Friday, July 9, 2010 - 11:30 AM

Here is another comment from a parent of a soldier lost at Wanat. I do not regard this as bellyaching. These people deserve, at the very least, straight answers. Instead I think their grief is intensified by what they regard as a Pentagon runaround.
This note is from retired Army Col. David Brostrom:
My wife and I entered the briefing without any preconcieved notions of who was to blame for the Wanat debacle. Despite all of the media attention and armchair quarterbacking we knew that our accusations of negligence could be proven false -- in fact,some were. That is why the family members requested an independent investigation to determine without prejudice and influence from Army culture the lessons learned and leadership accountability. General Petraeus's independent investigation into the Battle of Wanat was very detailed and unbiased. In the end it found three officers guilty of dereliction of duty with numerous other findings to improve combat operations in Afghanistan.
The UCMJ process required the Service who the accused individuals serve under to carry out the recommendations of the independent investigation. General Campbell admitted he conducted in his terms a overarching reinvestigation that questioned every facet of the CENTCOM's findings and recommendations. General Campbell by the UCMJ was the Judge, Jury, Prosecution and Defense. However, General Campbell limited his questioning to only the three officers accused of dereliction of duty and the evidence they presented in their behalf. This evidence included letters from Army General Officers who had served in Afghanistan and who knew the three accused officers. General Campbell did not talk to any of the surviving enlisted or NCO's who fought in the battle. At the end of the day General Campbell, who has not seen combat since Vietnam, lost sight of the real issue -- the soldiers who fought and died at Wanat.

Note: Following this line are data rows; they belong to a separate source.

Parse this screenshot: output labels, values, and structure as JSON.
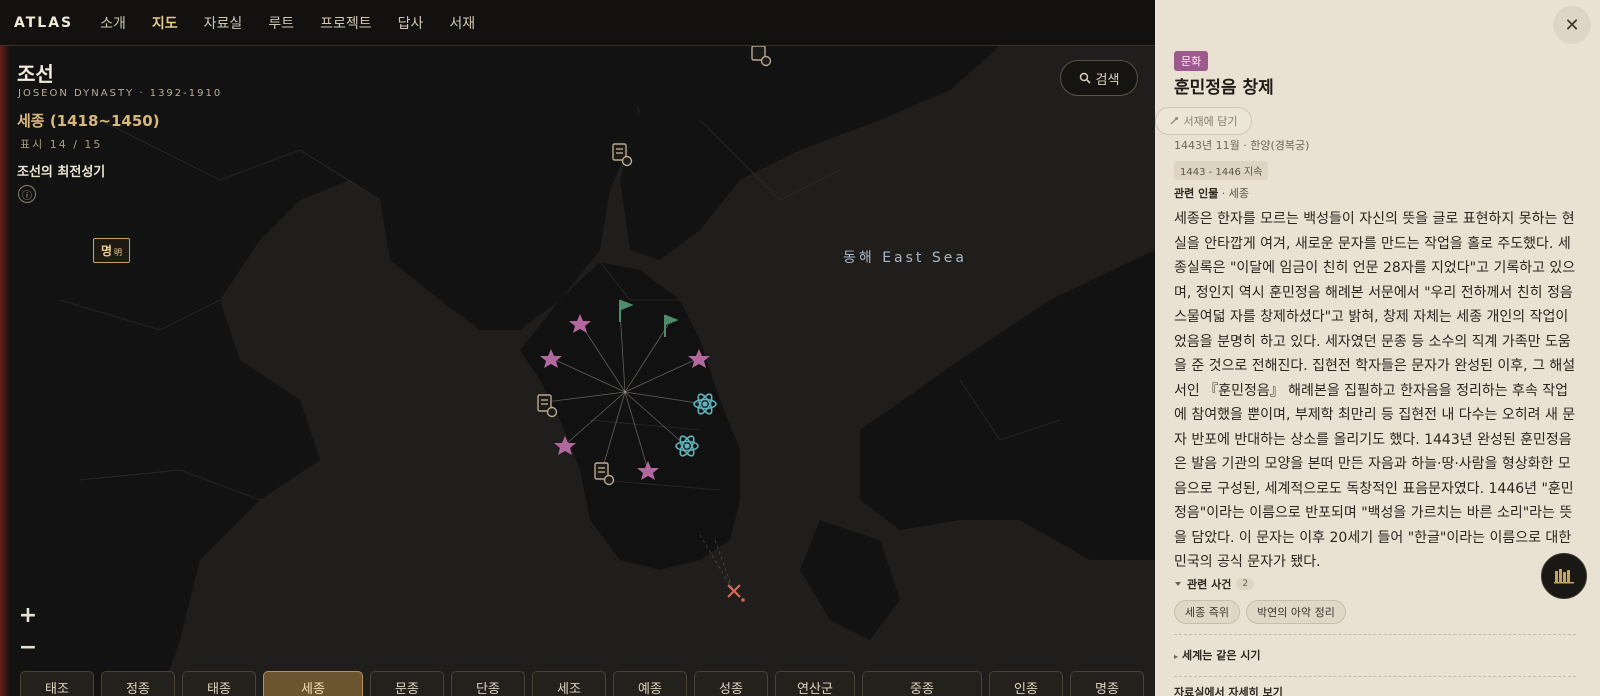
{
  "nav": {
    "brand": "ATLAS",
    "items": [
      "소개",
      "지도",
      "자료실",
      "루트",
      "프로젝트",
      "답사",
      "서재"
    ],
    "active_index": 1
  },
  "era": {
    "title": "조선",
    "subtitle": "JOSEON DYNASTY · 1392-1910",
    "reign": "세종 (1418~1450)",
    "count": "표시 14 / 15",
    "motto": "조선의 최전성기",
    "info_symbol": "ⓘ"
  },
  "map": {
    "ming_label": "명",
    "ming_hanja": "明",
    "sea_label": "동해 East Sea",
    "search_label": "검색",
    "zoom_in": "+",
    "zoom_out": "−"
  },
  "timeline": {
    "items": [
      "태조",
      "정종",
      "태종",
      "세종",
      "문종",
      "단종",
      "세조",
      "예종",
      "성종",
      "연산군",
      "중종",
      "인종",
      "명종"
    ],
    "active_index": 3
  },
  "panel": {
    "category": "문화",
    "title": "훈민정음 창제",
    "save_label": "서재에 담기",
    "date": "1443년 11월 · 한양(경복궁)",
    "duration": "1443 - 1446 지속",
    "related_person_label": "관련 인물",
    "related_person": " · 세종",
    "body": "세종은 한자를 모르는 백성들이 자신의 뜻을 글로 표현하지 못하는 현실을 안타깝게 여겨, 새로운 문자를 만드는 작업을 홀로 주도했다. 세종실록은 \"이달에 임금이 친히 언문 28자를 지었다\"고 기록하고 있으며, 정인지 역시 훈민정음 해례본 서문에서 \"우리 전하께서 친히 정음 스물여덟 자를 창제하셨다\"고 밝혀, 창제 자체는 세종 개인의 작업이었음을 분명히 하고 있다. 세자였던 문종 등 소수의 직계 가족만 도움을 준 것으로 전해진다. 집현전 학자들은 문자가 완성된 이후, 그 해설서인 『훈민정음』 해례본을 집필하고 한자음을 정리하는 후속 작업에 참여했을 뿐이며, 부제학 최만리 등 집현전 내 다수는 오히려 새 문자 반포에 반대하는 상소를 올리기도 했다. 1443년 완성된 훈민정음은 발음 기관의 모양을 본떠 만든 자음과 하늘·땅·사람을 형상화한 모음으로 구성된, 세계적으로도 독창적인 표음문자였다. 1446년 \"훈민정음\"이라는 이름으로 반포되며 \"백성을 가르치는 바른 소리\"라는 뜻을 담았다. 이 문자는 이후 20세기 들어 \"한글\"이라는 이름으로 대한민국의 공식 문자가 됐다.",
    "events_label": "관련 사건",
    "events_count": "2",
    "events": [
      "세종 즉위",
      "박연의 아악 정리"
    ],
    "world_label": "세계는 같은 시기",
    "archive_label": "자료실에서 자세히 보기",
    "close_symbol": "✕"
  },
  "colors": {
    "accent_gold": "#d7b77a",
    "culture_purple": "#9c5a8f",
    "star_pink": "#b2679e",
    "atom_teal": "#5fb4bd",
    "flag_green": "#4f8c6c",
    "panel_bg": "#e9e2d3"
  }
}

General Campbell disagreed with General Petraeus and determined that the critical items required for success at Wanat such as water, defensive material, engineers and even leadership oversight were, in his words, "REASONABLE," given the overall Economy of Force mission, terrain and limited resources in Afghanistan. General Campbell said it was REASONABLE for the Company Commander to have decided to do paperwork back at the Battalion Headquarters even though his primary place of duty should have been at Wanat. It was REASONABLE for the Battalion Commander to focus on escorting and getting "face time" with the Chairman of the Joint Chiefs of Staff rather than leading a very complex Battalion level "Operation Rock Move" which included the occupaton of Wanat and which, in writing, was the main effort of the Company, Battalion and Brigade. It was a REASONABLE decision to occupy Wanat with one platoon of infantry despite a similar mission conducted by a sister battalion months prior that used 8 platoons to occupy terrain similar to Wanat. Despite the sacrifices, lives lost and destruction of a key village it was REASONABLE to abandon Wanat after the battle given the scarcity of resources. General Campbell never once addressed these questions: "Was it absolutely necessary that Wanat be occupied given the economy of force mission, terrain and obvious scarcity of resources? Did the Battalion and Brigade allow themselves to become overextended, continuously putting their soldiers in unduly high-risk situations?"

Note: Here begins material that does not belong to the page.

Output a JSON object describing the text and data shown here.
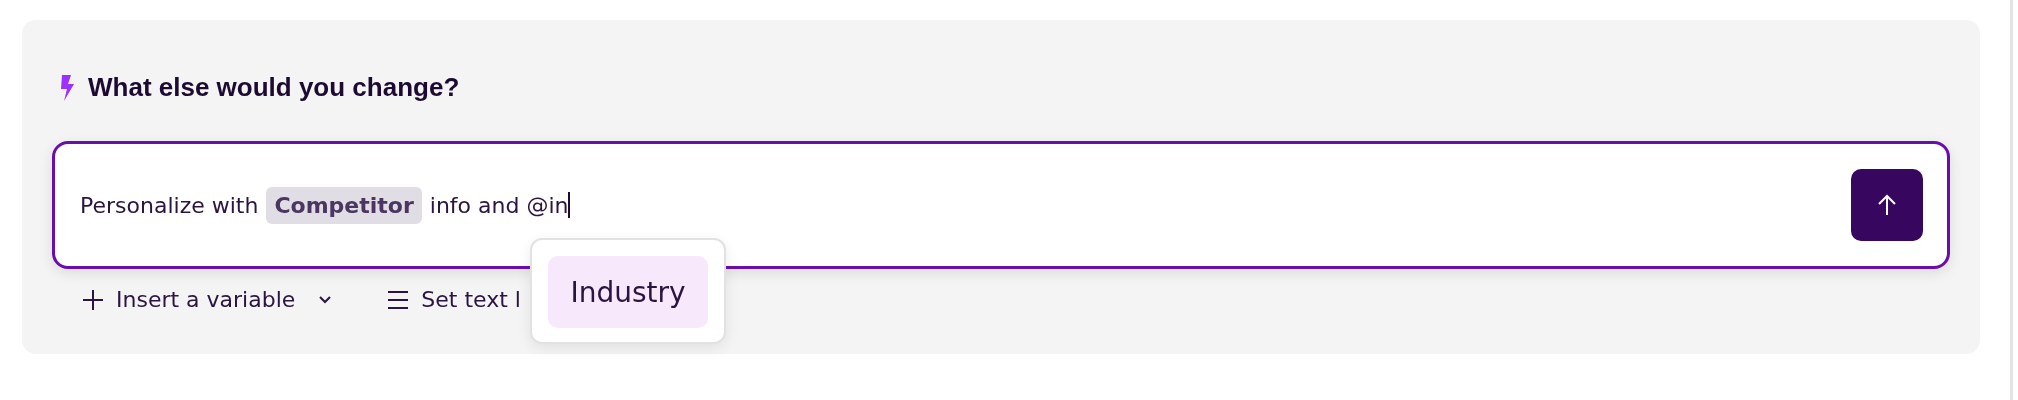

At the end of his briefing General Campbell insulted family members by telling us that his investigation was not about the 9 soldiers dead and 27 wounded, that it was much bigger Army issue. His mission was to ensure commanders in combat would not be open to scrutiny for decisions made in the heat of battle, thus avoiding a culture of becoming too risk averse. This last comment was not only insensitive but clearly indicated that General Campbell was influenced by other Army general officers with the specific intent of defeating any precedent that enables family members or agencies to question decisions made in combat. A few months prior -- before General Campbell had made his decision -- the TRADOC Commander, General Dempsey, visited an officers career course at Fort Sill and asked a student body consisting of Captains what they felt of being scrutinized for decisions made in combat and if it would make them too risk averse. Words and intent used in the TRADOC Commander's speech were almost verbatim to what General Campbell told the family members. At the end of the brief, General Campbell clearly gave the family members the perception that the Army had manipulated the UCMJ system in order to come up with the answer that was good for the Army.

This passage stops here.